Cuando opositaba, allá por el Pleistoceno, constantemente me taladraban la cabeza esos mensajes buenistas de «quien la sigue, la consigue» o «todo esfuerzo tiene su recompensa». Resulta que, pese a no dudar de su trasfondo inocentemente esperanzador, se quedan un poco vacíos si rascabas un poco (porque entiendo que, si no vas a rascar, no puedes descubrir qué te pueden ofrecer). ¿Qué pasa si me esfuerzo y no consigo lo que quiero? ¿Qué pasa si me esfuerzo, pero lo que alcanzo no es ni de lejos mi sueño? ¿Qué narices es un sueño?
Creo que una de las premisas clave en todo proceso de crecimiento personal (prefiero no hablar de madurez, no quisiera parecer una optimista) es asumir que no siempre querer es poder y que tampoco si te esfuerzas conseguirás siempre lo que quieres. Pero, una vez llegados hasta ahí, también hay que aceptar que a veces, lo que tú consideras que es un sueño puede estar lejos de lo que esperabas. Porque en ese camino de «obtener», se van dejando trocitos de «idealizar» que te llevarán al punto de partida (donde recordarás por qué querías lograr aquello), pero jamás al punto de llegada. El problema es que si pones demasiadas esperanzas en conseguir algo que esperas que sea lo mejor del mundo, es bastante probable que te termine decepcionando.

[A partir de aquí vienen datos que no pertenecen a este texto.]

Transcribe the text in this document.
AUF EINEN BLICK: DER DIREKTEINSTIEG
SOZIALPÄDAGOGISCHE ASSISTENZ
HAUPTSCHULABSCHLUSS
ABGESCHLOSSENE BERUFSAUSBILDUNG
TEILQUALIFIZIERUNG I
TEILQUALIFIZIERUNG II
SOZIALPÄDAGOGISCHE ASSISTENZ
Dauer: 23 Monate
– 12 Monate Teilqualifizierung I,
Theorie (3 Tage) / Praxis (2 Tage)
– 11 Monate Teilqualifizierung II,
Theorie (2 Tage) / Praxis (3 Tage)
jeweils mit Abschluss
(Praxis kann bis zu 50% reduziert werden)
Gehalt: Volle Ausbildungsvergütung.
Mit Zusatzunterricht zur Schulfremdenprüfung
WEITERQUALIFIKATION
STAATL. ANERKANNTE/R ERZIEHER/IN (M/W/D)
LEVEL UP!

Que te encuentres henchido de satisfacción dos minutos, pero profundamente desolado ante el resultado.
Damos demasiada importancia a los «caprichos», esas pulsiones momentáneas (aunque a veces se dilaten en el tiempo) con las que nos obsesionamos y para las que creemos estar destinados, sin darnos cuenta de que lo que realmente pesa en la vida, nos dirige y nos sana el vivir no tiene mucho que ver con el hito alcanzado. Versa sobre la manera en que enfocas tus ganas, tus motivaciones y, al final, tus virtudes. Versa sobre la forma en que das vida a lo que hay de Dios en ti. Versa en cómo le rezas para que te respalde, te colme de paz y sosiego en todo proceso de anhelo. Porque es bueno tener objetivos, pero no es bueno sólo tenerlos a ellos.